# Next Grinder ...



## Caffiniac (Jul 22, 2021)

Hi all,

I have been looking for a replacement/upgrade from my Iberital MC2 and Wilfa Uniform. Ideally I want something thats easy to dial in and can quickly switch between grinding for pourover and espresso. I really like the look of the Niche but its a little outside my budget. The DF64 latest revision seems pretty capable - are there an others that fit the bill that I should consider?

Many thanks.


----------



## Rincewind (Aug 25, 2020)

I read on here somewhere (sorry can't find post) that Bella Barista are doing a price reduction on some slight-seconds DF64's that have slight paint-flaws on the body...only £339.


----------



## Jonathon White (Dec 7, 2021)

I have a Niche and a Eureka Mignon Specialita after a slow start with the Eureka due to a burr problem I am now finding it a good grinder. Small steps to tune in but not difficult and a lovely consistency from it. I use a single dose hopper with it but I think it’s a good bit of kit for the money. Not as easy as the Niche to tune but once you know the grinder it’s good and solid.


----------



## scots_flyer (Jun 23, 2014)

If it was me, I wouldn't mess about. Buy a Niche - used or new and miss out the "making do" stage that will only lead to you selling, then buying again.... but that's just me!


----------



## Beetleything (8 mo ago)

scots_flyer said:


> If it was me, I wouldn't mess about. Buy a Niche - used or new and miss out the "making do" stage that will only lead to you selling, then buying again.... but that's just me!
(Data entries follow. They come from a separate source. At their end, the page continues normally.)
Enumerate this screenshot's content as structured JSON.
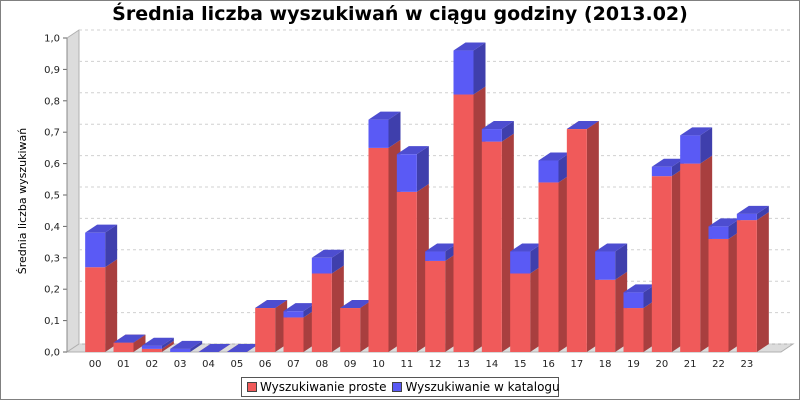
{
  "chart_data": {
    "type": "bar",
    "stacked": true,
    "three_d": true,
    "title": "Średnia liczba wyszukiwań w ciągu godziny (2013.02)",
    "xlabel": "",
    "ylabel": "Średnia liczba wyszukiwań",
    "ylim": [
      0,
      1.0
    ],
    "yticks": [
      "0,0",
      "0,1",
      "0,2",
      "0,3",
      "0,4",
      "0,5",
      "0,6",
      "0,7",
      "0,8",
      "0,9",
      "1,0"
    ],
    "grid": true,
    "legend_position": "bottom",
    "categories": [
      "00",
      "01",
      "02",
      "03",
      "04",
      "05",
      "06",
      "07",
      "08",
      "09",
      "10",
      "11",
      "12",
      "13",
      "14",
      "15",
      "16",
      "17",
      "18",
      "19",
      "20",
      "21",
      "22",
      "23"
    ],
    "series": [
      {
        "name": "Wyszukiwanie proste",
        "color": "#f05a5a",
        "values": [
          0.27,
          0.03,
          0.01,
          0.0,
          0.0,
          0.0,
          0.14,
          0.11,
          0.25,
          0.14,
          0.65,
          0.51,
          0.29,
          0.82,
          0.67,
          0.25,
          0.54,
          0.71,
          0.23,
          0.14,
          0.56,
          0.6,
          0.36,
          0.42
        ]
      },
      {
        "name": "Wyszukiwanie w katalogu",
        "color": "#5a5af5",
        "values": [
          0.11,
          0.0,
          0.01,
          0.01,
          0.0,
          0.0,
          0.0,
          0.02,
          0.05,
          0.0,
          0.09,
          0.12,
          0.03,
          0.14,
          0.04,
          0.07,
          0.07,
          0.0,
          0.09,
          0.05,
          0.03,
          0.09,
          0.04,
          0.02
        ]
      }
    ]
  }
}
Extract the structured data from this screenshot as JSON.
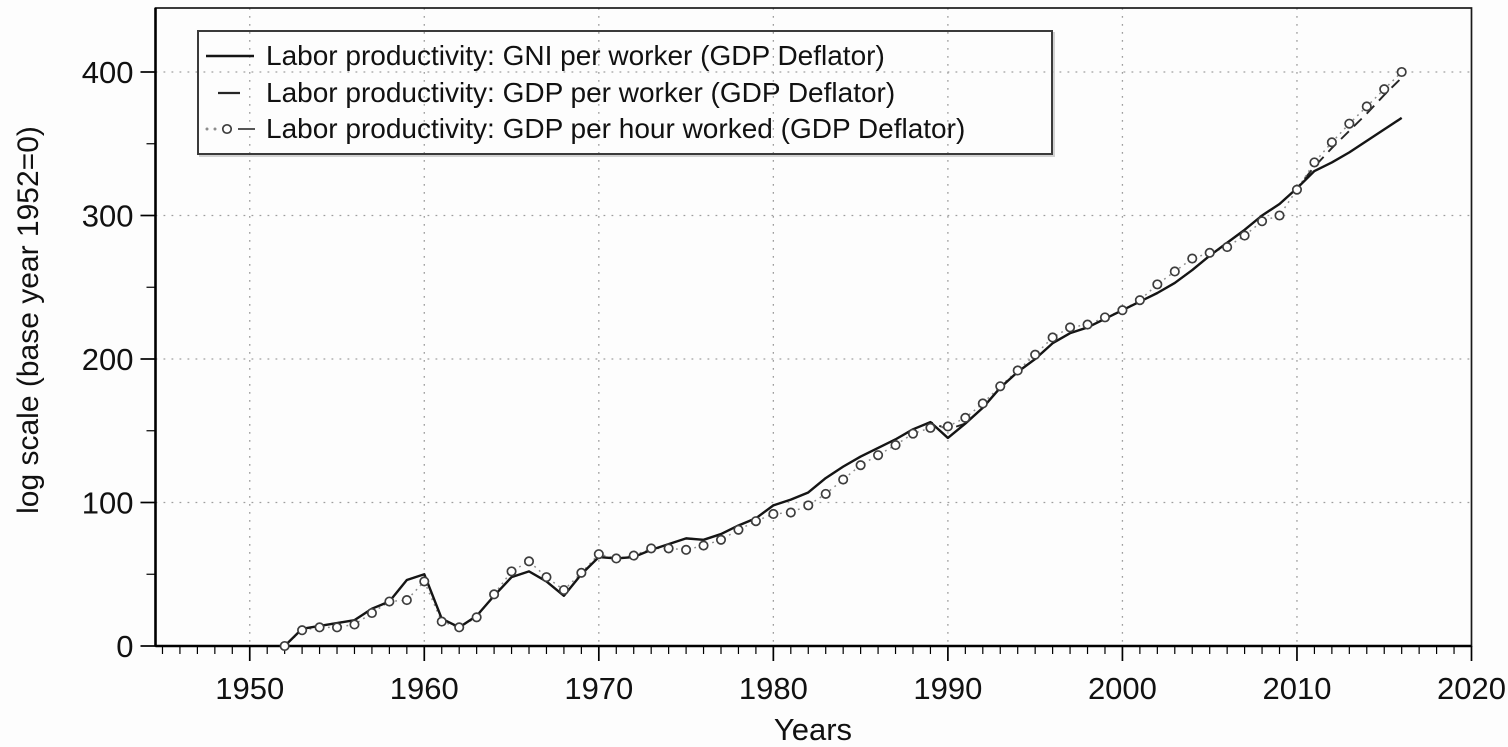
{
  "figure": {
    "x_axis_label": "Years",
    "y_axis_label": "log scale (base year 1952=0)"
  },
  "legend": {
    "items": [
      {
        "label": "Labor productivity: GNI per worker (GDP Deflator)"
      },
      {
        "label": "Labor productivity: GDP per worker (GDP Deflator)"
      },
      {
        "label": "Labor productivity: GDP per hour worked (GDP Deflator)"
      }
    ]
  },
  "colors": {
    "solid_line": "#151515",
    "dashed_line": "#262626",
    "dotted_line": "#8c8c8c",
    "marker_stroke": "#3d3d3d",
    "grid": "#9e9e9e",
    "text": "#111111",
    "background": "#fdfdfd"
  },
  "chart_data": {
    "type": "line",
    "title": "",
    "xlabel": "Years",
    "ylabel": "log scale (base year 1952=0)",
    "legend_position": "top-left",
    "grid": "dotted",
    "x_range": [
      1944.6,
      2020
    ],
    "y_range": [
      0,
      444.6
    ],
    "x_ticks_major": [
      1950,
      1960,
      1970,
      1980,
      1990,
      2000,
      2010,
      2020
    ],
    "x_minor_tick_step_years": 1,
    "y_ticks_major": [
      0,
      100,
      200,
      300,
      400
    ],
    "y_ticks_minor": [
      50,
      150,
      250,
      350
    ],
    "x_gridlines": [
      1950,
      1960,
      1970,
      1980,
      1990,
      2000,
      2010
    ],
    "x": [
      1952,
      1953,
      1954,
      1955,
      1956,
      1957,
      1958,
      1959,
      1960,
      1961,
      1962,
      1963,
      1964,
      1965,
      1966,
      1967,
      1968,
      1969,
      1970,
      1971,
      1972,
      1973,
      1974,
      1975,
      1976,
      1977,
      1978,
      1979,
      1980,
      1981,
      1982,
      1983,
      1984,
      1985,
      1986,
      1987,
      1988,
      1989,
      1990,
      1991,
      1992,
      1993,
      1994,
      1995,
      1996,
      1997,
      1998,
      1999,
      2000,
      2001,
      2002,
      2003,
      2004,
      2005,
      2006,
      2007,
      2008,
      2009,
      2010,
      2011,
      2012,
      2013,
      2014,
      2015,
      2016
    ],
    "series": [
      {
        "name": "Labor productivity: GNI per worker (GDP Deflator)",
        "style": "solid",
        "values": [
          0,
          12,
          14,
          16,
          18,
          26,
          31,
          46,
          50,
          19,
          13,
          21,
          35,
          48,
          52,
          45,
          35,
          50,
          62,
          61,
          62,
          67,
          71,
          75,
          74,
          78,
          84,
          89,
          98,
          102,
          107,
          117,
          125,
          132,
          138,
          144,
          151,
          156,
          145,
          155,
          166,
          180,
          191,
          200,
          211,
          218,
          222,
          228,
          234,
          240,
          246,
          253,
          262,
          272,
          281,
          290,
          300,
          308,
          319,
          331,
          337,
          344,
          352,
          360,
          368
        ]
      },
      {
        "name": "Labor productivity: GDP per worker (GDP Deflator)",
        "style": "dashed",
        "values": [
          0,
          12,
          14,
          16,
          18,
          26,
          31,
          46,
          50,
          19,
          13,
          21,
          35,
          48,
          52,
          45,
          35,
          50,
          62,
          61,
          62,
          67,
          71,
          75,
          74,
          78,
          84,
          89,
          98,
          102,
          107,
          117,
          125,
          132,
          138,
          144,
          151,
          156,
          151,
          155,
          166,
          180,
          191,
          200,
          211,
          218,
          222,
          228,
          234,
          240,
          246,
          253,
          262,
          272,
          281,
          290,
          300,
          308,
          319,
          334,
          347,
          359,
          371,
          384,
          396
        ]
      },
      {
        "name": "Labor productivity: GDP per hour worked (GDP Deflator)",
        "style": "dotted-circles",
        "values": [
          0,
          11,
          13,
          13,
          15,
          23,
          31,
          32,
          45,
          17,
          13,
          20,
          36,
          52,
          59,
          48,
          39,
          51,
          64,
          61,
          63,
          68,
          68,
          67,
          70,
          74,
          81,
          87,
          92,
          93,
          98,
          106,
          116,
          126,
          133,
          140,
          148,
          152,
          153,
          159,
          169,
          181,
          192,
          203,
          215,
          222,
          224,
          229,
          234,
          241,
          252,
          261,
          270,
          274,
          278,
          286,
          296,
          300,
          318,
          337,
          351,
          364,
          376,
          388,
          400
        ]
      }
    ]
  }
}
100% agree and new would be they way to go - no wait to get it now - ordered mine at the beginning of June and had it by the middle of June. Make it happen - where there is a will, there is a way - sacrifice for awhile even.


----------



## Rincewind (Aug 25, 2020)

The niche is outside of his budget as per OP...he did ask if there are others to consider; if anyone has any suggestions i'm sure the OP would be grateful.


----------



## scottriglar8 (8 mo ago)

Mignon Specialita with the 3d mod, had mine 3 months now I am happy with it. Trouble free grinding good luck.


----------